Bilim
Bilim İnsanları Ay Tozunu Güneş Panellerine Dönüştürmeyi Hedefliyor
Ay'da gerçek bir tesis inşa etmek çok sayıda önemli lojistik zorluğu beraberinde getirmektedir; bunların başında uzaya bir şeyler göndermenin gerçekten astronomik maliyeti gelmektedir.

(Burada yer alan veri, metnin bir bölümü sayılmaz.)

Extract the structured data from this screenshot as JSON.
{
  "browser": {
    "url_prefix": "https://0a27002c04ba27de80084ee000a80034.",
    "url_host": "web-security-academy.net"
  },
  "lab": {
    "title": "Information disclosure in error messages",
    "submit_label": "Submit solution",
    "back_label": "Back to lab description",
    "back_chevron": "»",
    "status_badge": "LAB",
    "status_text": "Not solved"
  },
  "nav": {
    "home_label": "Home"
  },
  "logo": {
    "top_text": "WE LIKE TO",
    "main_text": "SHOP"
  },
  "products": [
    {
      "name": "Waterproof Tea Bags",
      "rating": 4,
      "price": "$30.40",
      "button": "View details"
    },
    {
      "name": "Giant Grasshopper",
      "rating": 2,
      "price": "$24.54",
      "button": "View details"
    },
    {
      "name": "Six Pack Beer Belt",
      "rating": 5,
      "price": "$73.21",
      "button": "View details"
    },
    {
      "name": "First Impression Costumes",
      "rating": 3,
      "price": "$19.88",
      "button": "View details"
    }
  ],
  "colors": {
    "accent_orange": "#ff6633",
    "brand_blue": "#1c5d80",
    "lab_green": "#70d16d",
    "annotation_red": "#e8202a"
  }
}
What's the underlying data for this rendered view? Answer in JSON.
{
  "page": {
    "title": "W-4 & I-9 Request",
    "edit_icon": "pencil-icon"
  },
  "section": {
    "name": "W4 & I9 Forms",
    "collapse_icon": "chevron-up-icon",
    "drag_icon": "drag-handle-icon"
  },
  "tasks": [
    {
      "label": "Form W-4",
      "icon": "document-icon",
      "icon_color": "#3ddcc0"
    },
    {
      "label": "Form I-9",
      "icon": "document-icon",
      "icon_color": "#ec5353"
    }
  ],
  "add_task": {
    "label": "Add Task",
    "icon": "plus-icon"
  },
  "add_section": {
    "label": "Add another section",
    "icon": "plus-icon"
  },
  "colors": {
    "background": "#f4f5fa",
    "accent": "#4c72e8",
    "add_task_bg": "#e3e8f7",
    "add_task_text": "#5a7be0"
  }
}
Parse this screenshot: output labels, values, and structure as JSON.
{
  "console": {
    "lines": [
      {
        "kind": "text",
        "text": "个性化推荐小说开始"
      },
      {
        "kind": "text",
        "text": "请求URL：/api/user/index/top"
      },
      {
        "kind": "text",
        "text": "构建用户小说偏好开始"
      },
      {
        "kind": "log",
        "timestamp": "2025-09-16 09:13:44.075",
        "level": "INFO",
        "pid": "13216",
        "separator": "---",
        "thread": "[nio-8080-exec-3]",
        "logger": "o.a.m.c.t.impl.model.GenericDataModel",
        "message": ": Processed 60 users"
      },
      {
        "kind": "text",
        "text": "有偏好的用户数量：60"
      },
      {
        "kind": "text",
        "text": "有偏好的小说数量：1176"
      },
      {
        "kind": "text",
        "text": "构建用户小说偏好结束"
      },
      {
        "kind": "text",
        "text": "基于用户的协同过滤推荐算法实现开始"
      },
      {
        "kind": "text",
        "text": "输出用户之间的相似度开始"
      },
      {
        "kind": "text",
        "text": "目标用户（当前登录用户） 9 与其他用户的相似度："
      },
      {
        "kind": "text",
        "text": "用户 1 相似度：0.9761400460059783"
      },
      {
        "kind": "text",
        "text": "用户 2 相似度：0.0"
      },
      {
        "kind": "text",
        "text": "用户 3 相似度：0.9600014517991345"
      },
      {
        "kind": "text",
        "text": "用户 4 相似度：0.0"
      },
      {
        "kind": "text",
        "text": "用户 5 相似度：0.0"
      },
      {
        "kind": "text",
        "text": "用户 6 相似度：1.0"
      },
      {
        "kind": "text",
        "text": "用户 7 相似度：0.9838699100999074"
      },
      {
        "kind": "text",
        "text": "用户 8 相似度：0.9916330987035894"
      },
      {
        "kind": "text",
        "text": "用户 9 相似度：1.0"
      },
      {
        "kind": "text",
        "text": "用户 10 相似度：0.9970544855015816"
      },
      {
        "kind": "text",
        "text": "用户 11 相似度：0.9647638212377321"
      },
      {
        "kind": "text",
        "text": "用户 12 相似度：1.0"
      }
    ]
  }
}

Device dergisinde 3 Nisan'da yayınlanan yeni bir çalışma, en azından bir Ay lojistik zorluğunun cevabının, kelimenin tam anlamıyla Ay'ın kendisinde yatıyor olabileceğini öne sürüyor. Makale, Ay yüzeyini kaplayan ince toz tabakası ve küçük parçacıklar olan Ay regolitinin güneş panelleri için cam üretiminde kullanılması fikrini araştırıyor. Ay'ın kendisinde eritilen “ay camı” daha sonra perovskit tabanlı güneş panelleri için kalkan olarak kullanılacak. Paneller bir Ay tesisi için güç kaynağı olarak kullanılabilir.
Perovskitler nedir?
Perovskitler, perovskit mineraline benzer kübik kristal yapıya sahip malzemeler için kullanılan genel bir terimdir. Güneş pillerinde kullanım potansiyelleri, büyük ölçüde geleneksel silikon bazlı hücrelere göre sundukları faydalar nedeniyle son yıllarda birçok manşet oluşturmuştur. Özellikle, perovskitler yüksek bir potansiyel verimliliğe sahiptir ve teorik olarak silikon hücrelerden önemli ölçüde daha ince ve daha hafif panellerin yapımına izin verir.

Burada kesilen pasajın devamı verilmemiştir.